セブンの「時差通勤制度」に見る、働き方改革の“限界”:“いま”が分かるビジネス塾(1/3 ページ)
セブン&アイ・ホールディングスが時差通勤制度を導入する。評価すべき取り組みだが、一方で、一律の時間枠で社員を拘束する点においては、何も変わっていないと解釈することもできる。同社の取り組みが現実的なものであるが故に、多様な働き方を実現することの難しさが浮き彫りになっている。
セブン&アイ・ホールディングスが、働き方改革の一環として時差通勤制度を導入する。始業時間を3つの中から自由に選べるようにすることで、多様なワークスタイルに対応するという。
日本企業の勤務体系が硬直化しているのは事実であり、できるところから改善していく同社の取り組みは評価してよいだろう。だが一方で、一律の時間枠で社員を拘束するという点においては、何も変わっていないと解釈することもできる。同社の取り組みが現実的なものであるが故に、多様な働き方を実現することの難しさが浮き彫りになっている。
3つのパターンから選択できる就業時間
セブン&アイ・ホールディングスは3月1日から、約1万人のフルタイム社員を対象に、時差通勤制度を導入する。1日の労働時間は変わらないが、一律で午前9時となっている始業時間について、8時、9時、10時の3つから選べるようにする。
当初はセブン&アイ・ホールディング本社の社員900人を対象とし、4月以降はセブン-イレブン・ジャパンの社員9000人にも適用する。イトーヨーカ堂などグループ各社への拡大は今後、検討するという。
同社では、共働き世帯の増加など社会環境の変化に対応し、柔軟な働き方を実現するために制度を導入したと説明している。これまでは「午前9時始業、午後5時30分終業」で統一されていたが、今後は「午前8時始業、午後4時30分終業」の社員と「通常時間帯勤務」の社員、そして「午前10時始業、午後6時30分終業」の社員が混在することになる。
この制度のポイントは、1週間分の勤務予定を事前に申請する必要があることと、勤務時間帯について選択制になっていることの2つである。

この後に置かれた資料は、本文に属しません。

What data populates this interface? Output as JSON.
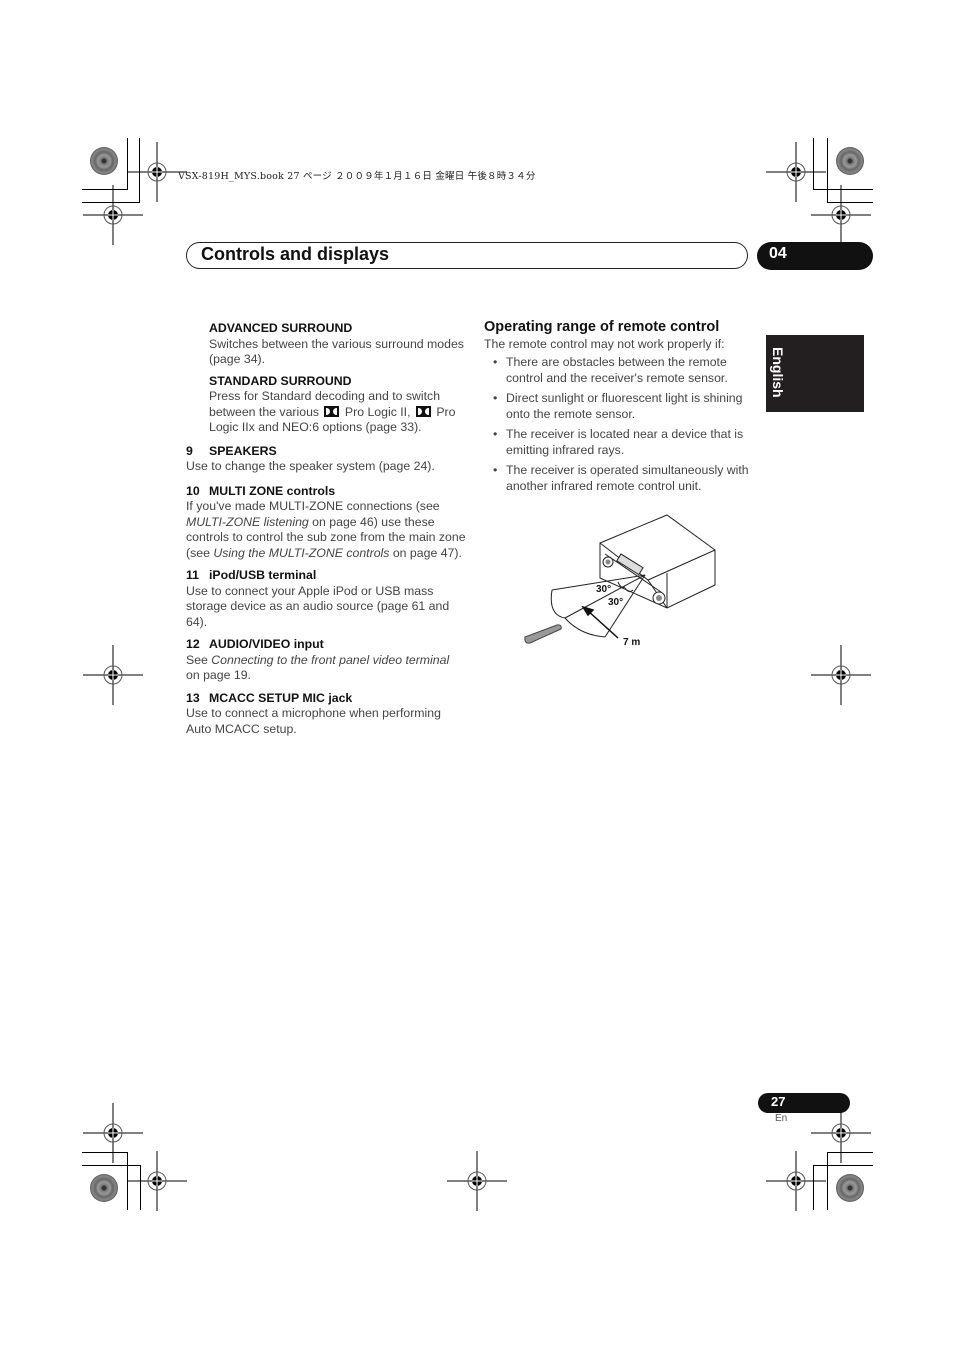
{
  "print_header": "VSX-819H_MYS.book  27 ページ  ２００９年１月１６日  金曜日  午後８時３４分",
  "section": {
    "title": "Controls and displays",
    "chapter": "04"
  },
  "language_tab": "English",
  "left_column": {
    "items": [
      {
        "number": "",
        "heading": "ADVANCED SURROUND",
        "text": "Switches between the various surround modes (page 34)."
      },
      {
        "number": "",
        "heading": "STANDARD SURROUND",
        "text_parts": [
          "Press for Standard decoding and to switch between the various ",
          " Pro Logic II, ",
          " Pro Logic IIx and NEO:6 options (page 33)."
        ]
      },
      {
        "number": "9",
        "heading": "SPEAKERS",
        "text": "Use to change the speaker system (page 24)."
      },
      {
        "number": "10",
        "heading": "MULTI ZONE controls",
        "text_parts": [
          "If you've made MULTI-ZONE connections (see ",
          "MULTI-ZONE listening",
          " on page 46) use these controls to control the sub zone from the main zone (see ",
          "Using the MULTI-ZONE controls",
          " on page 47)."
        ]
      },
      {
        "number": "11",
        "heading": "iPod/USB terminal",
        "text": "Use to connect your Apple iPod or USB mass storage device as an audio source (page 61 and 64)."
      },
      {
        "number": "12",
        "heading": "AUDIO/VIDEO input",
        "text_parts": [
          "See ",
          "Connecting to the front panel video terminal",
          " on page 19."
        ]
      },
      {
        "number": "13",
        "heading": "MCACC SETUP MIC jack",
        "text": "Use to connect a microphone when performing Auto MCACC setup."
      }
    ]
  },
  "right_column": {
    "heading": "Operating range of remote control",
    "intro": "The remote control may not work properly if:",
    "bullets": [
      "There are obstacles between the remote control and the receiver's remote sensor.",
      "Direct sunlight or fluorescent light is shining onto the remote sensor.",
      "The receiver is located near a device that is emitting infrared rays.",
      "The receiver is operated simultaneously with another infrared remote control unit."
    ],
    "figure": {
      "angle_top": "30°",
      "angle_bottom": "30°",
      "distance": "7 m"
    }
  },
  "footer": {
    "page_number": "27",
    "language_code": "En"
  }
}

時差通勤に事前申請が必要となると、出勤時間の調整は計画的なものにならざるを得ない。制度の詳細は不明だが、前日の就寝時間が遅かったので、10時出社するといった柔軟な対応は難しそうだ。
今回の制度は、保育園の送り迎えなど、スケジュールに沿った時差出勤を想定していることが分かる。いわゆる裁量労働的な概念は入っていないと考えた方がよいだろう。